Now, while this approximation of the boundary condition is good in the limit as \(h\rightarrow 0\), it's evidently causing us problems and we can do better.
Namely, recall that the centered difference is a better approximation of the derivative than the backward difference. So suppose instead that we implicitly assumed
$$0=\frac{u(h/2)-u(-h/2)}h = u'(0) + \frac{u'''(0)}{24}h^2 + O(h^4).$$
This is instead saying that, to lowest order, $$u'(0)=-\frac{u'''(0)}{24}h^2,$$
which is a much better approximation of 0 for small enough \(h\)!
To check that this actually helps, we redo our interval to now start not at 0 but at \(\frac h2\), so that
$$1-h-\frac h2 = (n-1)h\text{,}\hspace{3ex}\text{i.e.,}\hspace{4ex}h=\frac1{n+\frac12}.$$
Using this new value for plotting and calculating \(F\) (\(F[i]=f(h/2 + ih)\), we instead get
which is so good we can't even see the error at this level of zoom!

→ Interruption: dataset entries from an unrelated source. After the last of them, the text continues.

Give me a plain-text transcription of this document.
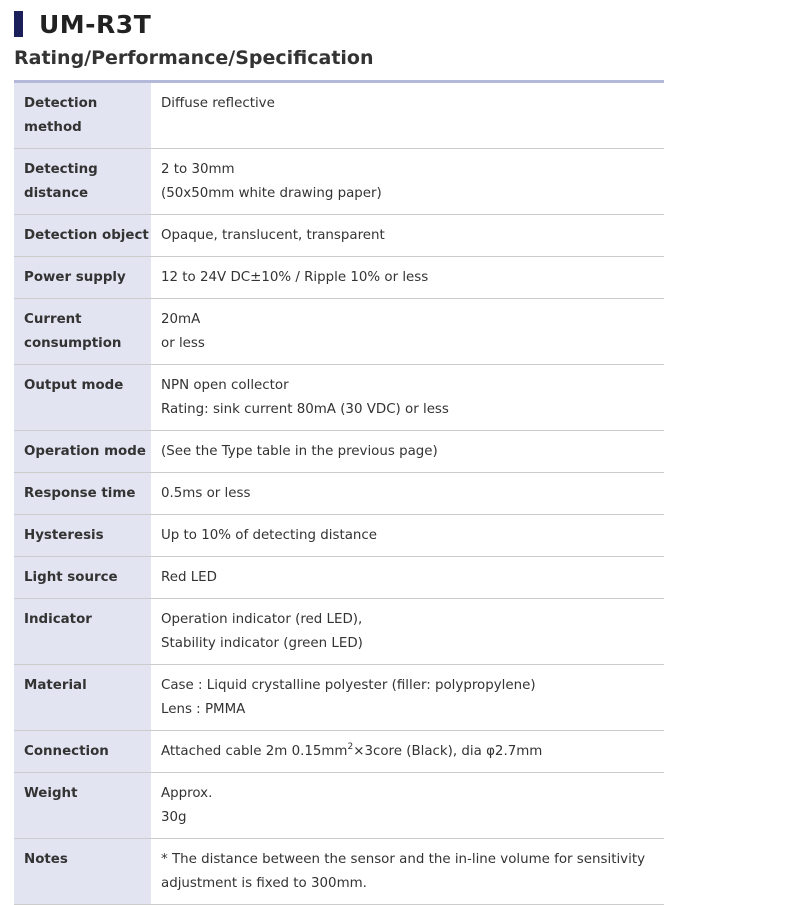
UM-R3T
Rating/Performance/Specification
Detection
method	Diffuse reflective

Detecting
distance	2 to 30mm
(50x50mm white drawing paper)

Detection object	Opaque, translucent, transparent

Power supply	12 to 24V DC±10% / Ripple 10% or less

Current
consumption	20mA
or less

Output mode	NPN open collector
Rating: sink current 80mA (30 VDC) or less

Operation mode	(See the Type table in the previous page)

Response time	0.5ms or less

Hysteresis	Up to 10% of detecting distance

Light source	Red LED

Indicator	Operation indicator (red LED),
Stability indicator (green LED)

Material	Case : Liquid crystalline polyester (filler: polypropylene)
Lens : PMMA

Connection	Attached cable 2m $0.15mm^2\times 3core$ (Black), dia φ2.7mm

Weight	Approx.
30g

Notes	* The distance between the sensor and the in-line volume for sensitivity
adjustment is fixed to 300mm.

Note, while we saw that both of our naive boundary condition implementations were good in the limit as \(h\rightarrow 0\), which is in fact what we see below (\(n=300\)):
the approximation is still visibly worse (particularly between 0 and .2) with 300 points than our adjusted solution was with 10 points. Note, for this figure I plotted the data as a dotted line rather than as individual points. Also, while for larger values of \(n\) the approximated solution is indistinguishable from the exact solution, I chose \(n=300\) to illustrate that not even 30 times the number of points is sufficient to match the improved implementation.
Note also that our improvements were made on the basis of considering \(u\)'s generic Taylor series, and so our improvements should also be effective in the general case as well.

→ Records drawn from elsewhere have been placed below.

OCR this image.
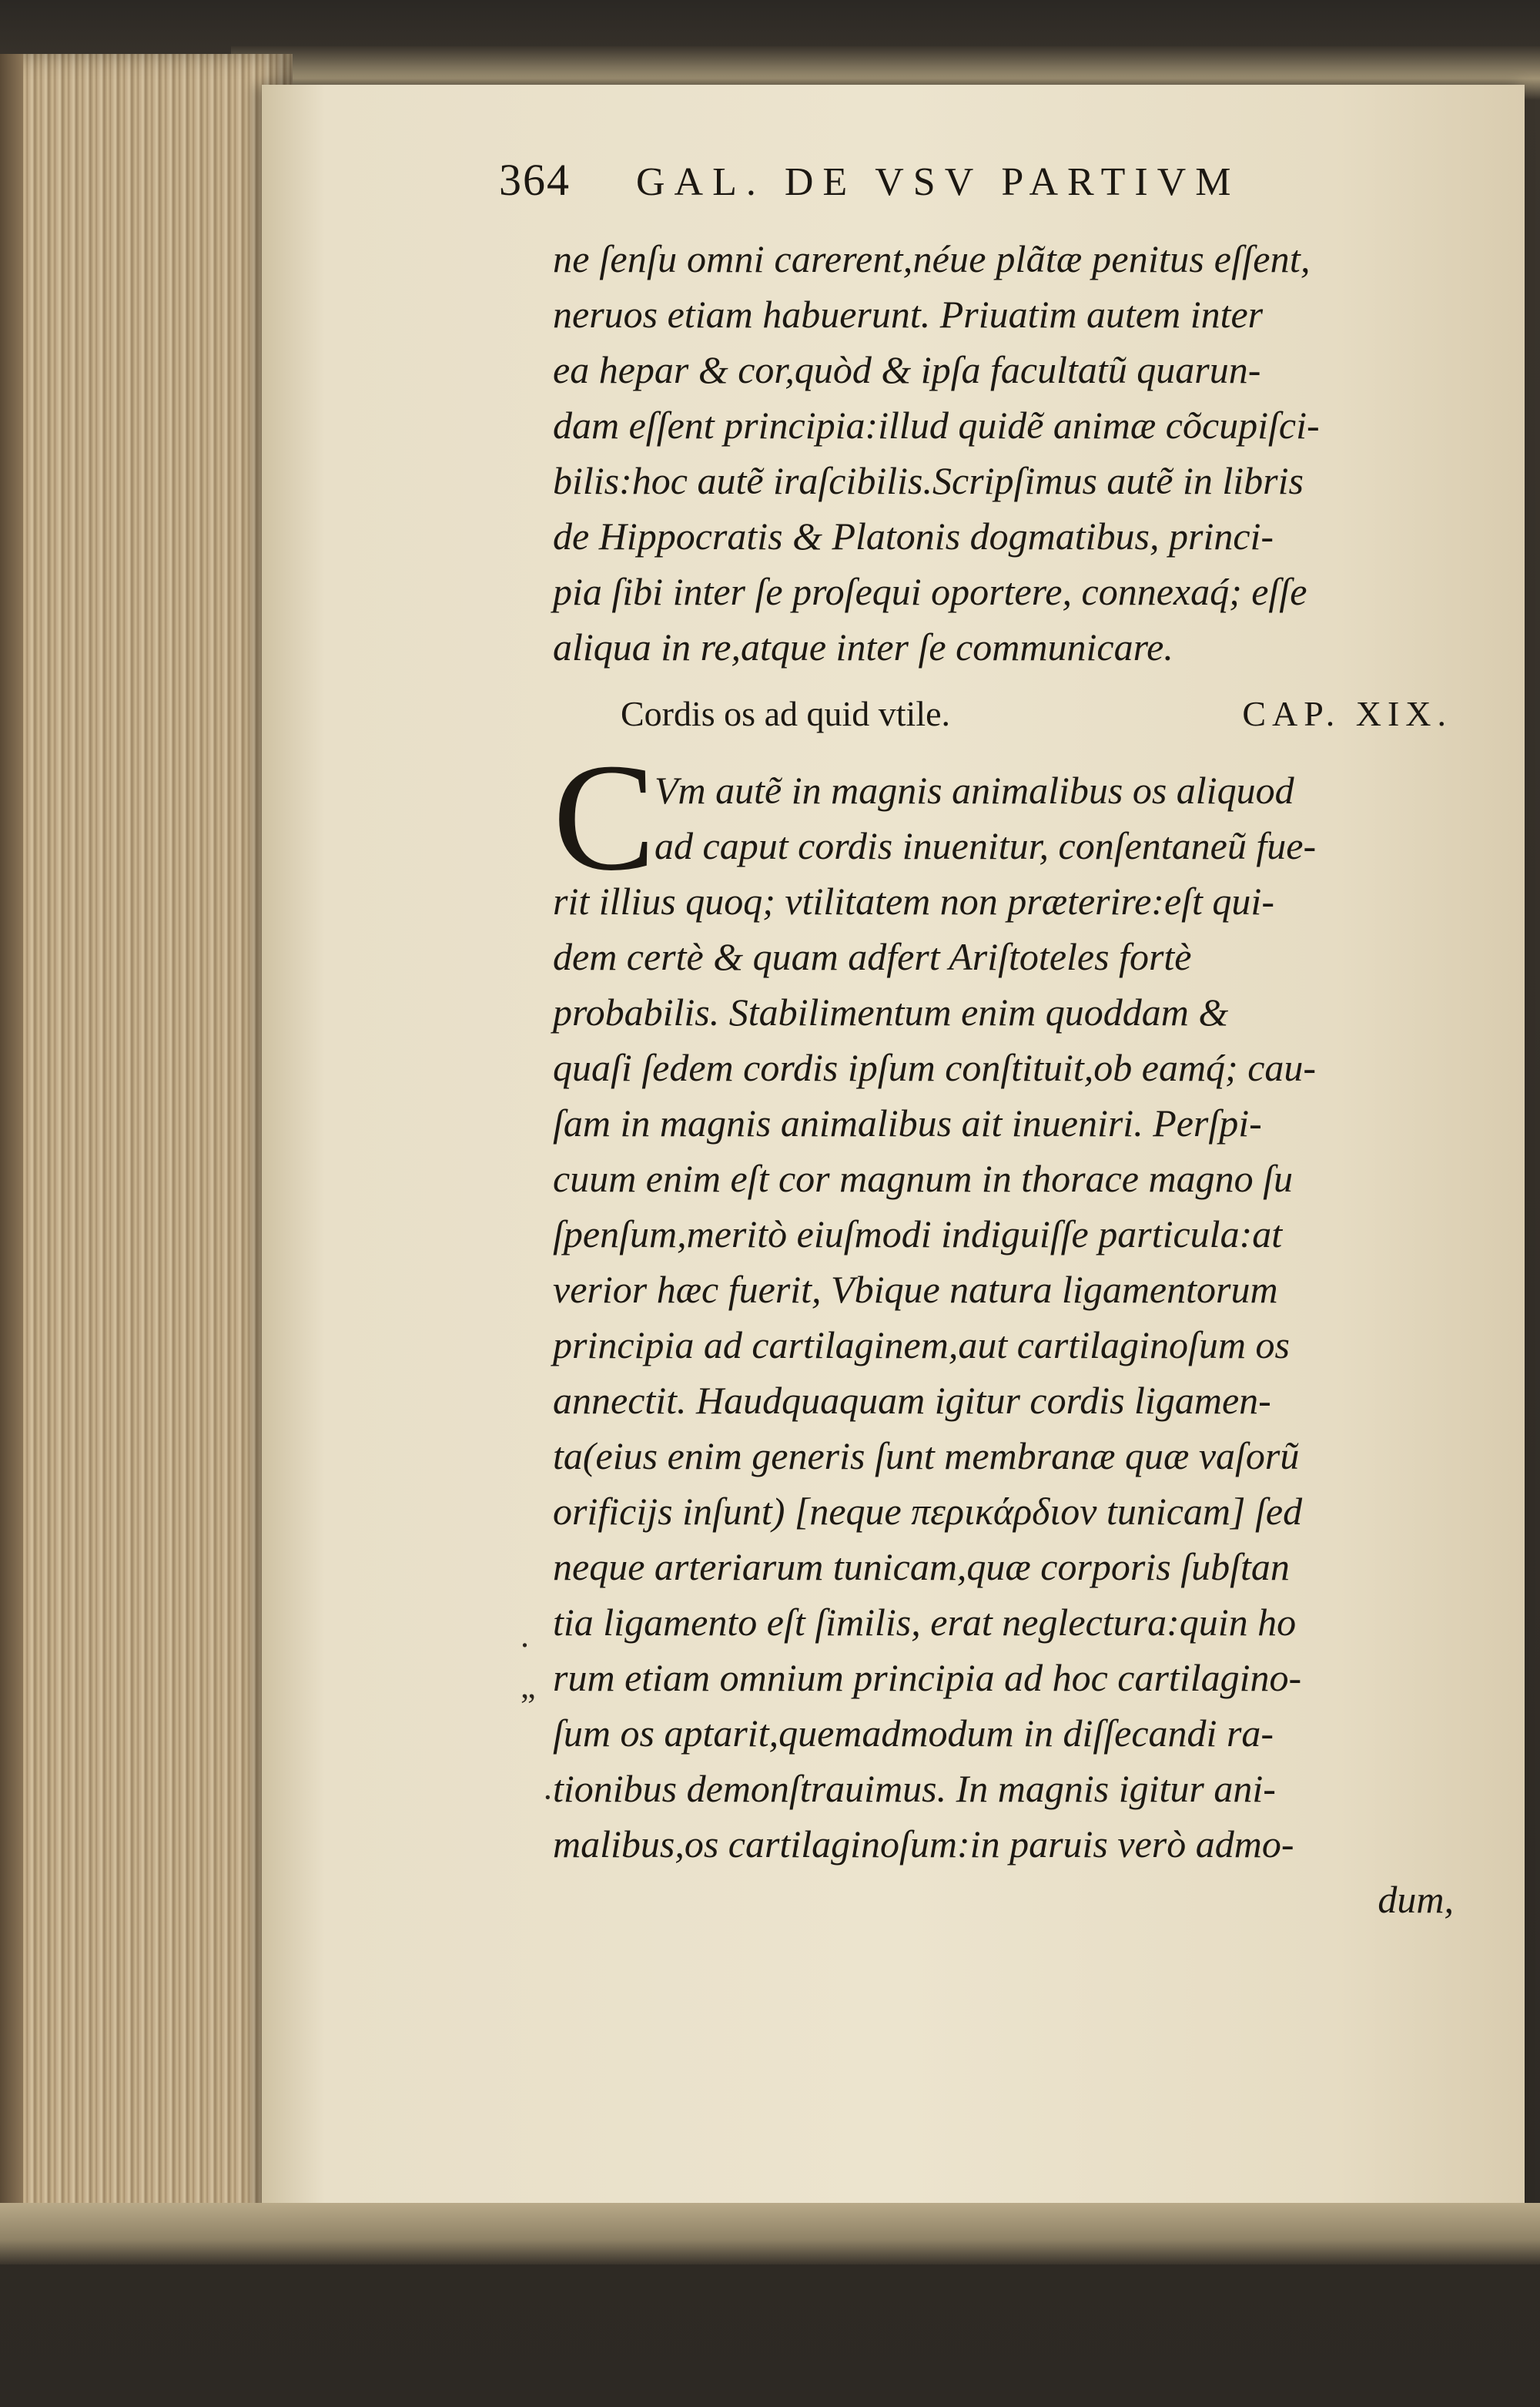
364 GAL. DE VSV PARTIVM
ne ſenſu omni carerent,néue plãtæ penitus eſſent,
neruos etiam habuerunt. Priuatim autem inter
ea hepar & cor,quòd & ipſa facultatũ quarun-
dam eſſent principia:illud quidẽ animæ cõcupiſci-
bilis:hoc autẽ iraſcibilis.Scripſimus autẽ in libris
de Hippocratis & Platonis dogmatibus, princi-
pia ſibi inter ſe proſequi oportere, connexaq́; eſſe
aliqua in re,atque inter ſe communicare.
Cordis os ad quid vtile.	CAP. XIX.
C
Vm autẽ in magnis animalibus os aliquod
ad caput cordis inuenitur, conſentaneũ fue-
rit illius quoq; vtilitatem non præterire:eſt qui-
dem certè & quam adfert Ariſtoteles fortè
probabilis. Stabilimentum enim quoddam &
quaſi ſedem cordis ipſum conſtituit,ob eamq́; cau-
ſam in magnis animalibus ait inueniri. Perſpi-
cuum enim eſt cor magnum in thorace magno ſu
ſpenſum,meritò eiuſmodi indiguiſſe particula:at
verior hæc fuerit, Vbique natura ligamentorum
principia ad cartilaginem,aut cartilaginoſum os
annectit. Haudquaquam igitur cordis ligamen-
ta(eius enim generis ſunt membranæ quæ vaſorũ
orificijs inſunt) [neque περικάρδιον tunicam] ſed
neque arteriarum tunicam,quæ corporis ſubſtan
tia ligamento eſt ſimilis, erat neglectura:quin ho
rum etiam omnium principia ad hoc cartilagino-
ſum os aptarit,quemadmodum in diſſecandi ra-
tionibus demonſtrauimus. In magnis igitur ani-
malibus,os cartilaginoſum:in paruis verò admo-
dum,
.
„
·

This exericse has shown that by just putting in a little extra care into how we set our boundary conditions, we can get much better approximations much more quickly.
The C++ code to solve for \(U\) can be found here. Note, because of the matplotlib-cpp dependency, which uses Python to plot the figures, it would be some work to get the code to compiler on your machine. The linear algebra library used is Eigen.